Let $f(n)$ be the number of ways $n$ people can remain single or pair up. Then, $$f(n) = f(n - 1) + (n - 1) * f(n - 2)$$

For the $n$-th person there are two choices:

1. the $n$-th person remains single, we recur for $f(n - 1)$
2. the $n$-th person pairs up with any of the remaining $n - 1$ persons. We get $(n - 1) * f(n - 2)$

Can anyone please elaborate this solution. Thanks!

Answer 1

Label the people as $1,...,n$.

If person $n$ pairs with someone, there are $n-1$ possibilities for the person who pairs with person $n$, and once that pair is specified, we have $n-2$ people left, with the same counting problem, but with $2$ less people, so for this case, the number of ways is $(n-1)f(n-2)$.

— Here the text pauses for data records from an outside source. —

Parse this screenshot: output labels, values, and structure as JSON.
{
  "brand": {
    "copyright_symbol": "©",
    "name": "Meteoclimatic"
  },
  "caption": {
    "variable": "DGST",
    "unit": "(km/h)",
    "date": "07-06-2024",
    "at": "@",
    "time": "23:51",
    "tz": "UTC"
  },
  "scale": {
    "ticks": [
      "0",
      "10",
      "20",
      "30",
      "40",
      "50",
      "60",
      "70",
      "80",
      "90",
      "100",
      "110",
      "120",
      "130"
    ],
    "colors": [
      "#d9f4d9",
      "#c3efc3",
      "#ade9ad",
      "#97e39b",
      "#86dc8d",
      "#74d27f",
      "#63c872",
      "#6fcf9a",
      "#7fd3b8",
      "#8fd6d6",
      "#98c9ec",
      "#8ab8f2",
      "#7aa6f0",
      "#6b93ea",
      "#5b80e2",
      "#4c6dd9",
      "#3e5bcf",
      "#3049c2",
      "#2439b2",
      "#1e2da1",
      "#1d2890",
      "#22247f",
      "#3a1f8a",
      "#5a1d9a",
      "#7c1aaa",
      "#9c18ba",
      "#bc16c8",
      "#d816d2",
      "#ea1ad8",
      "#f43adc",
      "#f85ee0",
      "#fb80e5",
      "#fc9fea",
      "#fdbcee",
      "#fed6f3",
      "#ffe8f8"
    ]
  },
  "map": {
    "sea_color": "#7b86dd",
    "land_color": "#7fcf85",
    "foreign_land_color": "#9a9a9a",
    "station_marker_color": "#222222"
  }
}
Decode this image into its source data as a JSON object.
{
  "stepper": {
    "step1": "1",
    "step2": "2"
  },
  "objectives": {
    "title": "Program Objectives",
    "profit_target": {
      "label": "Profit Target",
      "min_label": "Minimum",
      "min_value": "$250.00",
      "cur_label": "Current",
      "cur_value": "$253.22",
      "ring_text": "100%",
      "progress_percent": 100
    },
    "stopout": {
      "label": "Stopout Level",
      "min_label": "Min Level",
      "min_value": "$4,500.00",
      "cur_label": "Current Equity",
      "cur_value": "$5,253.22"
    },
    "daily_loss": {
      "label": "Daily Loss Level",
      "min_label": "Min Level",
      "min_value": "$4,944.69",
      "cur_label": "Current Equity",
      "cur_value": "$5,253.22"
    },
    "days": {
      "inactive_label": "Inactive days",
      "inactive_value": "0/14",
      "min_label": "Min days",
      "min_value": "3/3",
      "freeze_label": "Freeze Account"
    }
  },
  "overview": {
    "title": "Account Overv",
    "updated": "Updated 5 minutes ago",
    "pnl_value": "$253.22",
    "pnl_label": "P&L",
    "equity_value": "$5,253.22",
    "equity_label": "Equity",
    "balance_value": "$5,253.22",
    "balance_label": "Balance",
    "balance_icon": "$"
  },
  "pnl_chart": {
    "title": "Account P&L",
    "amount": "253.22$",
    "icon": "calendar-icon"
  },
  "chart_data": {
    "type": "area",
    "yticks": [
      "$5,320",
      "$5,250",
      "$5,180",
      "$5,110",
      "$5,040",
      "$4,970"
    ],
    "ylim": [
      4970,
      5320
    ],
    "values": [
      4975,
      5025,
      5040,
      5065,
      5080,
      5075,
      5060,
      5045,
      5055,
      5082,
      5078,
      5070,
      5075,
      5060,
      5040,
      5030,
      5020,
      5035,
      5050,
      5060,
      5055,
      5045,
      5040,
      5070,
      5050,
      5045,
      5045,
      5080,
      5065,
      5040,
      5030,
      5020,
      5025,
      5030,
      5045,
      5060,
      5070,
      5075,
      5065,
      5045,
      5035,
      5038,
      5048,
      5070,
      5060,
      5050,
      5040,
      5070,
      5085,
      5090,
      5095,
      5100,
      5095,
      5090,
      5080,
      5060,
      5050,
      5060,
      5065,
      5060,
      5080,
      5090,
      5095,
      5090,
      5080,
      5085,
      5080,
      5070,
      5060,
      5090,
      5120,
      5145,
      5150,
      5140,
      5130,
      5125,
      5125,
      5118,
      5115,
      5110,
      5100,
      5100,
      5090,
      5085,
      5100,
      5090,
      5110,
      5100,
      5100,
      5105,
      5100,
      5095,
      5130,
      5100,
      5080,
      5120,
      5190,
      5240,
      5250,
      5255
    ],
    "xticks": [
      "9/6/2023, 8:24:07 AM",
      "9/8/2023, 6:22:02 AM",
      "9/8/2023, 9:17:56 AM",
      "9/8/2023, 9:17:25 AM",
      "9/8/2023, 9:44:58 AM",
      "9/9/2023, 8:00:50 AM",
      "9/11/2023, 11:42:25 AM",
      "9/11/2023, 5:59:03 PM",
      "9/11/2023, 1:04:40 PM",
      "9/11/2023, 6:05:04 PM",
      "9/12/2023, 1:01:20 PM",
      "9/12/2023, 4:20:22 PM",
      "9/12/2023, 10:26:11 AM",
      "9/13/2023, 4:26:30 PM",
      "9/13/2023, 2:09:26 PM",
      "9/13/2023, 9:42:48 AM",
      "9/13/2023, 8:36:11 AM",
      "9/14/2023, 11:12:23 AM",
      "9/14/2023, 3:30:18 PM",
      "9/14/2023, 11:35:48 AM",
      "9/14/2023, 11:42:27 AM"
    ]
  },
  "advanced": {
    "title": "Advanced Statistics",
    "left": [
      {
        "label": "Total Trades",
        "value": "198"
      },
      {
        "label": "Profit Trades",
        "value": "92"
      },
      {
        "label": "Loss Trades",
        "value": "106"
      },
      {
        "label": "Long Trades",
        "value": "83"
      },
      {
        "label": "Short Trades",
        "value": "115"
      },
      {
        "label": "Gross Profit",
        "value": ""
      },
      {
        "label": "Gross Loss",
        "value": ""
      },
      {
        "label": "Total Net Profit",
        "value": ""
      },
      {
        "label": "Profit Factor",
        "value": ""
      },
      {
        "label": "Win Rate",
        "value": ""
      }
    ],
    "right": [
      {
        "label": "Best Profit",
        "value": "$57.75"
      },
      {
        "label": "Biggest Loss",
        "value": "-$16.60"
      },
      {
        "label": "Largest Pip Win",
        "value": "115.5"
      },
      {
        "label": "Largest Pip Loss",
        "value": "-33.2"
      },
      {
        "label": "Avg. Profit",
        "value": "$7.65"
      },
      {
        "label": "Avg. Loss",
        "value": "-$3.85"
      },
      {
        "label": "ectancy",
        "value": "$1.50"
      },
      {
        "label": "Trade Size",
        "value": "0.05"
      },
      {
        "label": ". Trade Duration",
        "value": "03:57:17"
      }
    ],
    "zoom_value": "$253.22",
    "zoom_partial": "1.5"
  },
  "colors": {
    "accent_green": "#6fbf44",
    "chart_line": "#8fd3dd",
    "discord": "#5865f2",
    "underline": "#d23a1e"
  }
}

If person $n$ stays single, then we have $n-1$ people left, with the same counting problem, but with $1$ less person, so for this case, the number of ways is $f(n-1)$.

Hence we have the recursion $$f(n)=(n-1)f(n-2)+f(n-1)$$ for $n\ge 2$, together with the initial conditions $f(0)=f(1)=1$.

Notes:

• $f(n)$ is not counting "total pairs", but rather, the number of possible outcomes, including who pairs with who, and who stays single.$\\[4pt]$
• The outcomes where person $n$ is paired are distinct from the outcomes where person $n$ is not paired, so what happens to person $n$ effectively splits the problem into two cases. Thus, to count all possible outcomes, we need to sum the counts for each case.
• For the case where person $n$ pairs, as already mentioned, there are $n-1$ possibilities for how to form the pair, but regardless of who pairs with person $n$, the number of ways to complete it to a full outcome is $f(n-2)$, so the multiplication rule applies.

Answer 2

Let $P_n$ be the set of all possible (partial) pairings of $n$ people.

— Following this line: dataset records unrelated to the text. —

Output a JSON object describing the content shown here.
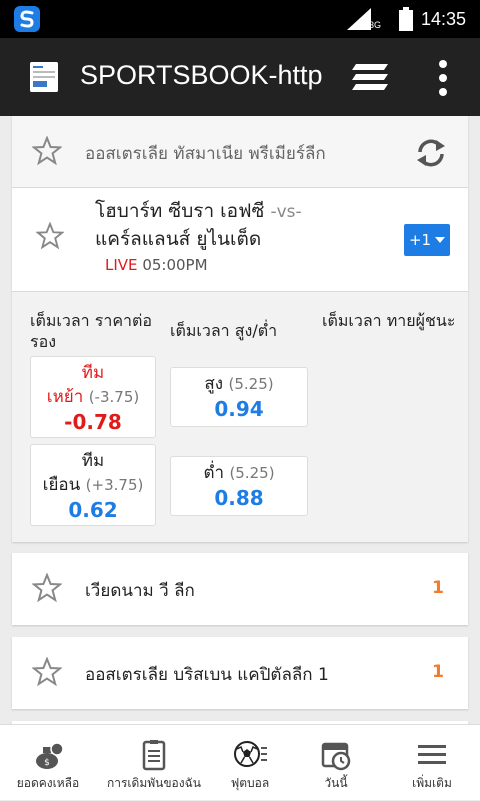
{
  "status_bar": {
    "time": "14:35",
    "network": "3G",
    "icons": [
      "app-s-logo-icon",
      "signal-icon",
      "battery-icon"
    ]
  },
  "app_bar": {
    "title": "SPORTSBOOK-http",
    "icons": [
      "page-icon",
      "layers-icon",
      "more-vert-icon"
    ]
  },
  "league_header": {
    "name": "ออสเตรเลีย ทัสมาเนีย พรีเมียร์ลีก",
    "icons": [
      "star-icon",
      "refresh-icon"
    ]
  },
  "match": {
    "home_team": "โฮบาร์ท ซีบรา เอฟซี",
    "vs": "-vs-",
    "away_team": "แคร์ลแลนส์ ยูไนเต็ด",
    "live_label": "LIVE",
    "kickoff_time": "05:00PM",
    "more_markets_label": "+1"
  },
  "markets": {
    "handicap": {
      "title": "เต็มเวลา ราคาต่อรอง",
      "home": {
        "label_line1": "ทีม",
        "label_line2": "เหย้า",
        "handicap": "(-3.75)",
        "price": "-0.78"
      },
      "away": {
        "label_line1": "ทีม",
        "label_line2": "เยือน",
        "handicap": "(+3.75)",
        "price": "0.62"
      }
    },
    "over_under": {
      "title": "เต็มเวลา สูง/ต่ำ",
      "over": {
        "label": "สูง",
        "line": "(5.25)",
        "price": "0.94"
      },
      "under": {
        "label": "ต่ำ",
        "line": "(5.25)",
        "price": "0.88"
      }
    },
    "winner": {
      "title": "เต็มเวลา ทายผู้ชนะ"
    }
  },
  "leagues": [
    {
      "name": "เวียดนาม วี ลีก",
      "count": "1"
    },
    {
      "name": "ออสเตรเลีย บริสเบน แคปิตัลลีก 1",
      "count": "1"
    }
  ],
  "bottom_nav": [
    {
      "label": "ยอดคงเหลือ",
      "icon": "balance-icon"
    },
    {
      "label": "การเดิมพันของฉัน",
      "icon": "bet-slip-icon"
    },
    {
      "label": "ฟุตบอล",
      "icon": "soccer-ball-icon"
    },
    {
      "label": "วันนี้",
      "icon": "calendar-clock-icon"
    },
    {
      "label": "เพิ่มเติม",
      "icon": "menu-icon"
    }
  ],
  "colors": {
    "accent_blue": "#1e7de4",
    "live_red": "#e01b1b",
    "count_orange": "#f07b2c",
    "app_bar": "#222222"
  }
}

To count the number of elements in $P_n$, you pick a fixed person, lets say Tom, and then divide the set $P_n$ of all pairings of the $n$ people into two disjoint subsets: the set $A_n$ of all pairings where Tom remains single and the set $B_n$ of all pairings where Tom gets hooked up.

For $A_n$ we have $|A_n|=|P_{n-1}|$, since when Tom stays single we just have to (partially pair) all the others. For $B_n$ Tom gets hooked up with one of the $n-1$ other persons, and for each of those choices we have to pair up the remaining $n-2$ people, so that $$|B_n| = (n-1)\cdot|P_{n-2}|.$$

In conclusion $$ |P_n| = |A_n \cup B_n| = |A_n| + |B_n| = |P_{n-1}| + (n-1) |P_{n-2}|. $$

Answer 3

I guess, the main problem which I also faced was $(n-1)$*$f(n-2)$ part of the equation.

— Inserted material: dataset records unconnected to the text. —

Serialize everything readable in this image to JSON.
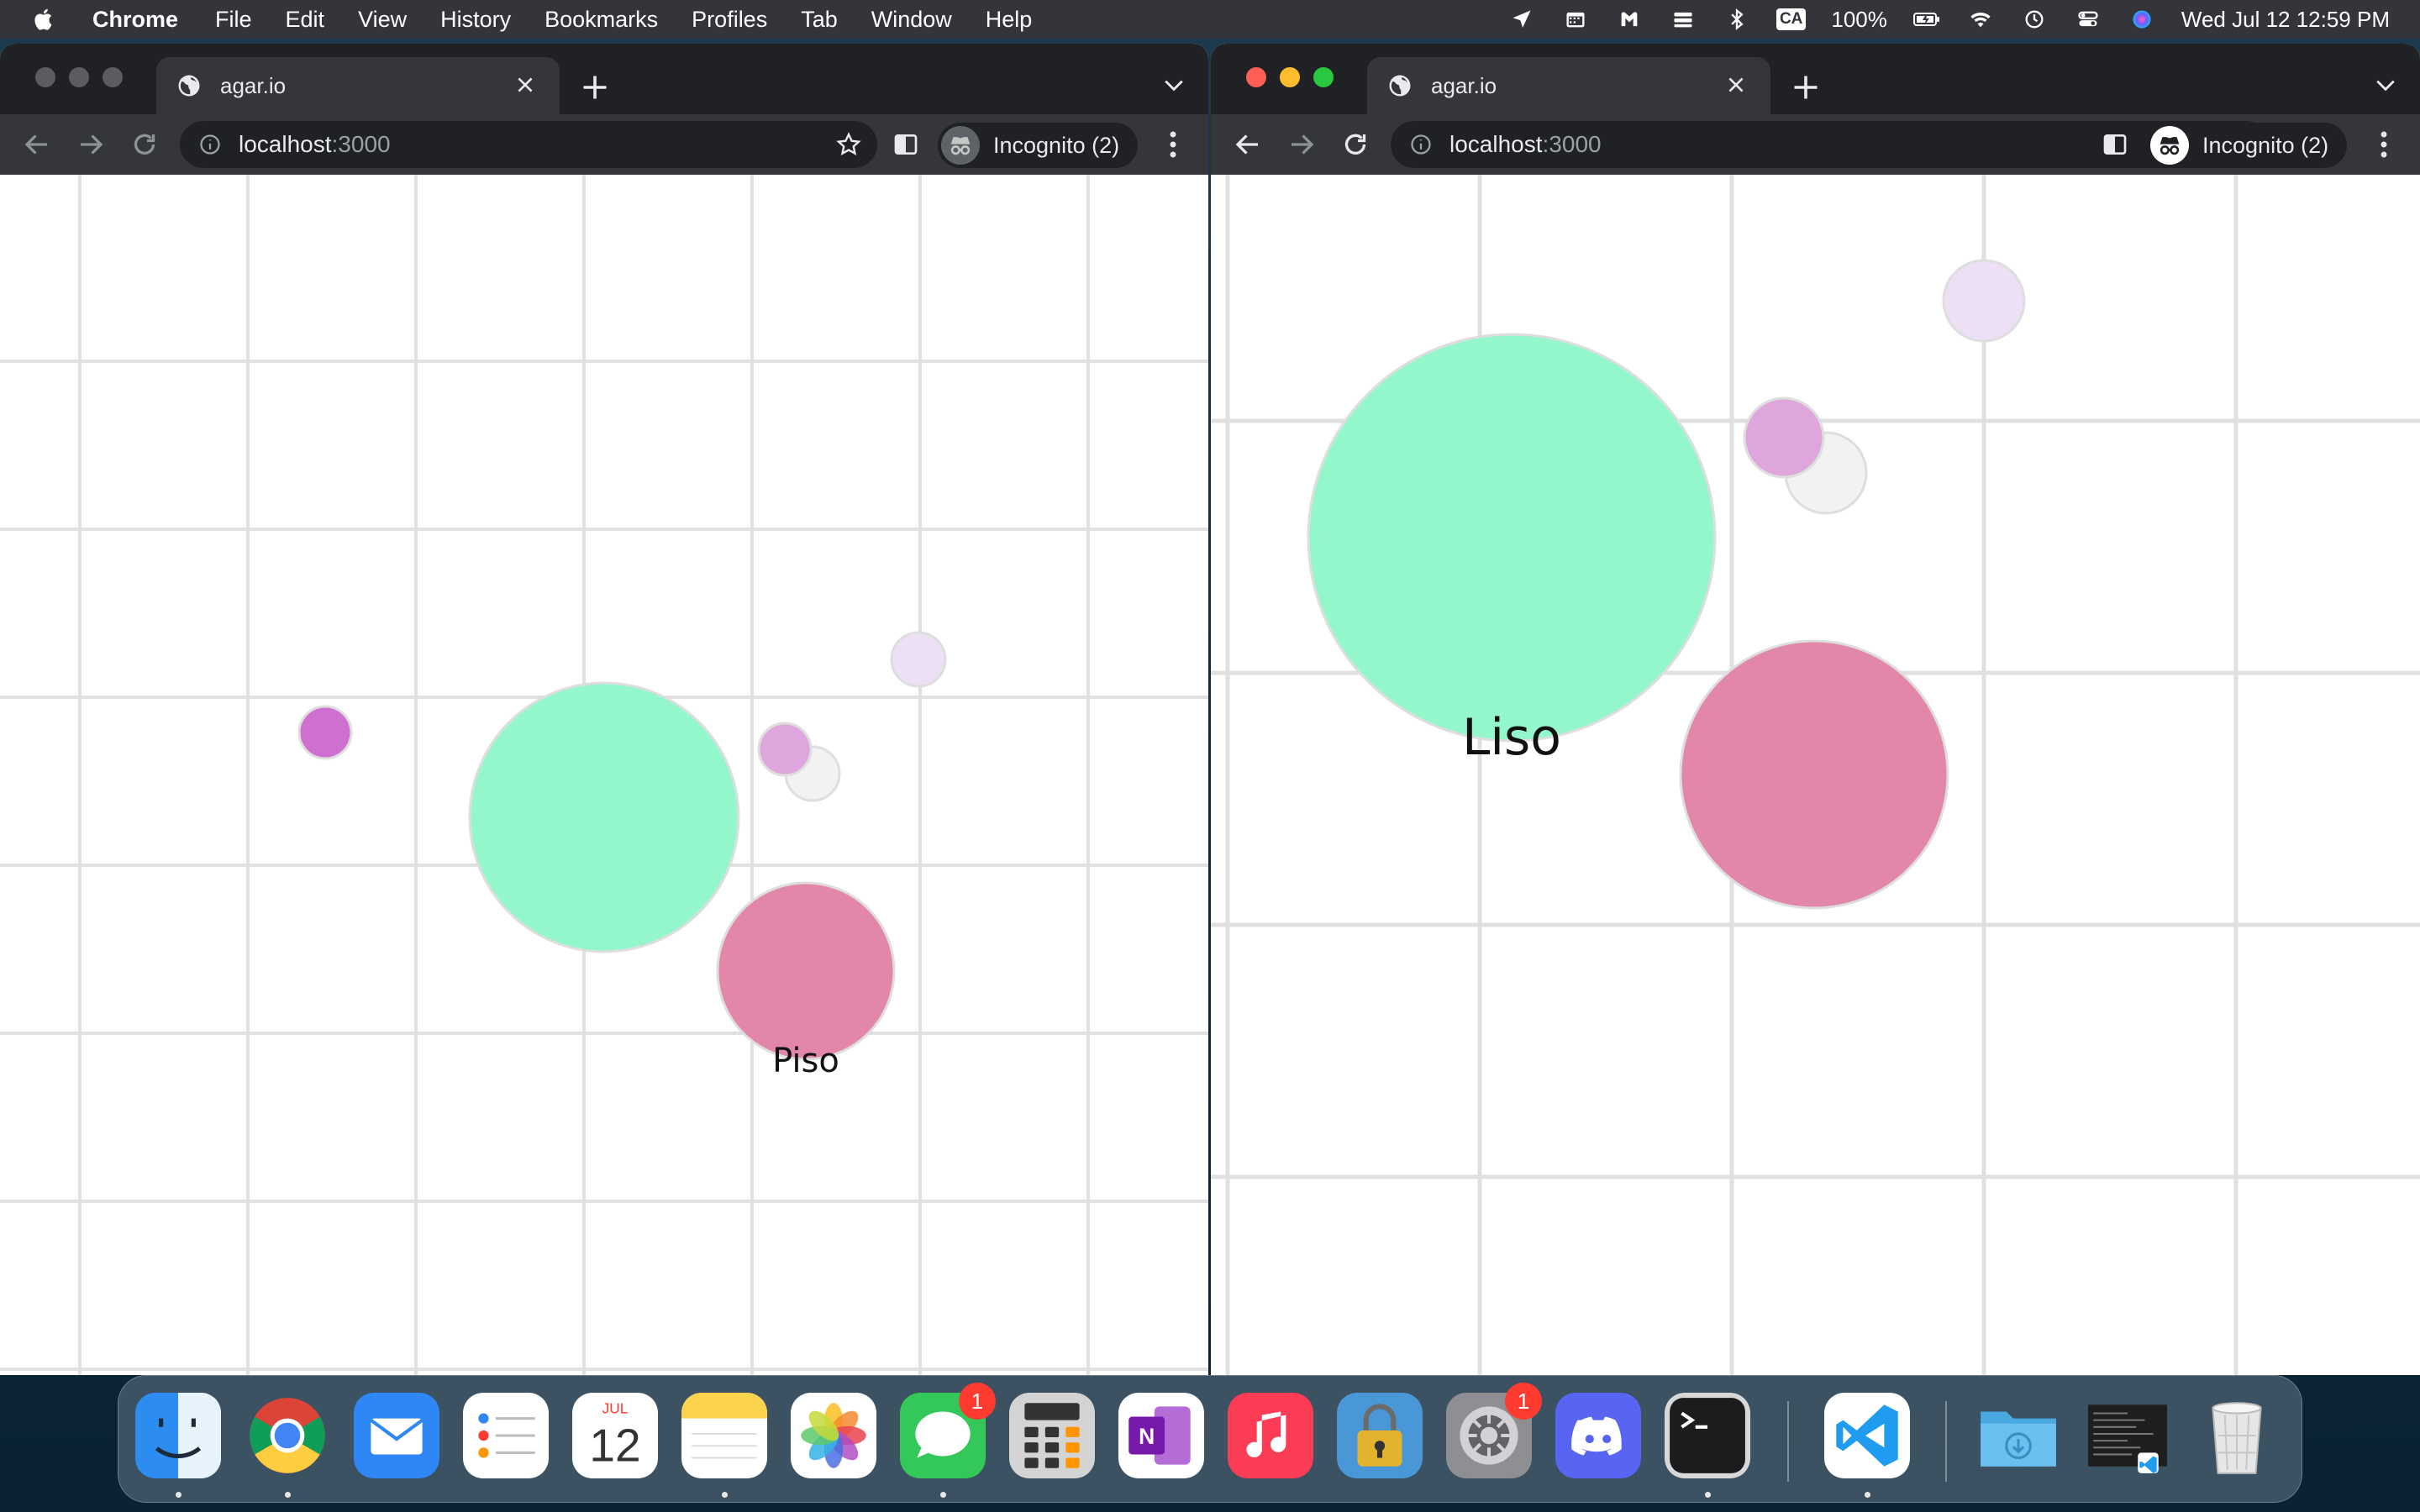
{
  "menubar": {
    "app_name": "Chrome",
    "items": [
      "File",
      "Edit",
      "View",
      "History",
      "Bookmarks",
      "Profiles",
      "Tab",
      "Window",
      "Help"
    ],
    "status": {
      "input_source": "CA",
      "battery": "100%",
      "datetime": "Wed Jul 12  12:59 PM"
    }
  },
  "windows": [
    {
      "tab_title": "agar.io",
      "url_host": "localhost",
      "url_port": ":3000",
      "incognito_label": "Incognito (2)",
      "player_label": "Piso"
    },
    {
      "tab_title": "agar.io",
      "url_host": "localhost",
      "url_port": ":3000",
      "incognito_label": "Incognito (2)",
      "player_label": "Liso"
    }
  ],
  "game_colors": {
    "grid": "#e0e0e0",
    "player_green": "#93f7cb",
    "player_pink": "#e387aa",
    "food_magenta": "#cf6fcf",
    "food_orchid": "#dea6dc",
    "food_lavender": "#ede0f5",
    "food_white": "#f2f2f2",
    "cell_border": "#dedede"
  },
  "dock": {
    "apps": [
      {
        "name": "Finder",
        "icon": "finder-icon"
      },
      {
        "name": "Google Chrome",
        "icon": "chrome-icon"
      },
      {
        "name": "Mail",
        "icon": "mail-icon"
      },
      {
        "name": "Reminders",
        "icon": "reminders-icon"
      },
      {
        "name": "Calendar",
        "icon": "calendar-icon",
        "month": "JUL",
        "day": "12"
      },
      {
        "name": "Notes",
        "icon": "notes-icon"
      },
      {
        "name": "Photos",
        "icon": "photos-icon"
      },
      {
        "name": "Messages",
        "icon": "messages-icon",
        "badge": "1"
      },
      {
        "name": "Calculator",
        "icon": "calculator-icon"
      },
      {
        "name": "OneNote",
        "icon": "onenote-icon"
      },
      {
        "name": "Music",
        "icon": "music-icon"
      },
      {
        "name": "Keychain Access",
        "icon": "keychain-icon"
      },
      {
        "name": "System Settings",
        "icon": "settings-icon",
        "badge": "1"
      },
      {
        "name": "Discord",
        "icon": "discord-icon"
      },
      {
        "name": "Terminal",
        "icon": "terminal-icon"
      },
      {
        "name": "Visual Studio Code",
        "icon": "vscode-icon"
      },
      {
        "name": "Downloads",
        "icon": "downloads-folder-icon"
      },
      {
        "name": "Recent window",
        "icon": "window-thumbnail-icon"
      },
      {
        "name": "Trash",
        "icon": "trash-icon"
      }
    ]
  }
}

So instead consider the order $f(n-2)$*$(n-1)$.

This can be rewritten as $f(n-2)$ + $f(n-2)$ + $f(n-2)$ + $...$ $(n-1)$ times. This will be helpful afterwards

Now let's derive the recursive formula with following cases:

1. $n^{th}$ guy is single
2. $n^{th}$ guy gets paired up.

So the recursion will look something like this $f(n)$ = $f(n-1)$ + $f(n-2)$

This says if the guy is single, the problem remains the same for $(n-1)$ people or if the guy is paired up with anyone, problem remains same for $(n-2)$ people (because 2 people are now let's say gone). But heres a thing which I think is better understood with an example.

for $n = 4$ and $\{A,B,C,D\}$ as there names :

1. guy D chose to be single, people left : ${A,B,C}$
2. guy D gets paired up.

Pairing options are :

$(A)$, $(B,C)$

$(A,B)$,$(C)$

$(A,C)$, $(B)$

So we can say:

$f(n)$ = $f(n-1)$(if guy stays single) + $f(n-2)$(if first pair is formed) + $f(n-2)$(if second pair is formed) + $f(n-2)$(if third pair is formed).

So in essence, each pair contributes to the total, finally:

$f(n)$ = $f(n-1)$ + $f(n-2)$*$(n-1)$

$(n-1)$ = no. of ways $n$ can form a pair with $n-1$ people.